Zaman hızlı akıyor. Yerel seçimlerin üzerinden 14 ay geçti. Mevsimler değişti, ancak Mezitli sokaklarında değişen pek bir şey göremiyoruz. Bozuk ve asfaltsız yollar, çamurlu ve hijyenden mahrum kaldırımlar ve gece vakti ışıksız kalan sokaklar, ilçenin kronikleşen sorunları haline geldi. Vatandaşın sesine kulak veren, sorunlara dokunan bir yönetim bekleniyor. Ne yazık ki şu ana dek gözle görülür bir hizmetle karşılaşmak mümkün olmadı.
Bitmedi. Eskiden kültürel etkinlikleriyle adından söz ettiren Mezitli Kültür Merkezi de artık eski canlılığından uzak. Bir dönem tiyatrodan konsere, söyleşiden sergilere uzanan dopdolu takvim, bugün neredeyse yalnızca Devlet Tiyatroları'nın uğramasıyla sınırlı. Bilet fiyatı ortalaması 400-500 TL olan dış organizasyonlar da olmasa, güzelim binanın kapısı açılmayacak. Halbuki burası bir zamanlar kentin kültürel nabzını tutan bir yerdi. Şimdi ise takvimi açtığınızda çoğu gün bomboş geçiyor.
Elbette bu gibi durumlar akıllara bazı soruları da getiriyor... Belediyede bir şeyler yapılmak mı istenmiyor, yoksa yapılmasına müsaade mi edilmiyor? Yönetim iradesi mi zayıf, yoksa dış etkenler mi ağır basıyor?
Bir de kulaktan kulağa yayılan bazı fısıltılar var. İlçede hizmet bekleyen vatandaş, belediye makamlarındaki konforun ve ihtişamın gölgesinde kalmış hissediyor olabilir mi kendisini? Çıkın sokağa ve Mezitli halkına sorun. Halk herşeyin farkında. Mamafih bu söylentiler bile yönetime dair güven duygusunu zedeliyor.

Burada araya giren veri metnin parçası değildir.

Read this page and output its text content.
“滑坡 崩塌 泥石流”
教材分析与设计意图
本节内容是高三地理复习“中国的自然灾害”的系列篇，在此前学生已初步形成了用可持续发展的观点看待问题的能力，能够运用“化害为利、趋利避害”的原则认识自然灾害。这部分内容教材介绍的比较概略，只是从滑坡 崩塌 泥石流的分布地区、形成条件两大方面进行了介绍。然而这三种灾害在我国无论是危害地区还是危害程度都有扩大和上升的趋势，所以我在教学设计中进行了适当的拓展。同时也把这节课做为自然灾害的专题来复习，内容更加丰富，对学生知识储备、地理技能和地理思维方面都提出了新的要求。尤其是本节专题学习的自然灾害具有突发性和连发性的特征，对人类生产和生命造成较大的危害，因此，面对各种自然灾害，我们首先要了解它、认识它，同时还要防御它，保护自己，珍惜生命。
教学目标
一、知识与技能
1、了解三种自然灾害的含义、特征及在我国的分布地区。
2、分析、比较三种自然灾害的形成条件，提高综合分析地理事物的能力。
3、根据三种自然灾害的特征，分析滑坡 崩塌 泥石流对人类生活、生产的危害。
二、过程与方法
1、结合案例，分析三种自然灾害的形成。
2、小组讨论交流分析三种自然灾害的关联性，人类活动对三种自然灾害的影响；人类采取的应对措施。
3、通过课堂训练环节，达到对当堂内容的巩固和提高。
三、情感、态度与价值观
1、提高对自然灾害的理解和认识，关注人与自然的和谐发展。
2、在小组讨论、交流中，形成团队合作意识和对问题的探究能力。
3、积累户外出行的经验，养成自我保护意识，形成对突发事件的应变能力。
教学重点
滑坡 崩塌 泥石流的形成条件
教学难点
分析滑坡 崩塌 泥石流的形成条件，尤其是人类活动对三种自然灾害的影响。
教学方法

Mezitli halkı, hizmeti hak ediyor. Beklentisi büyük te değil: sadece görevini yapan, şeffaf, ulaşılabilir ve çalışkan bir yönetim. Yolun açık, ama asfaltın dökülmediği, sokak aralarını çöp kokusu sarmış bir Mezitli’de bu çağrı, sadece bir eleştiri değil; aynı zamanda bir davettir: göreve, sorumluluğa ve halka yakın olmaya!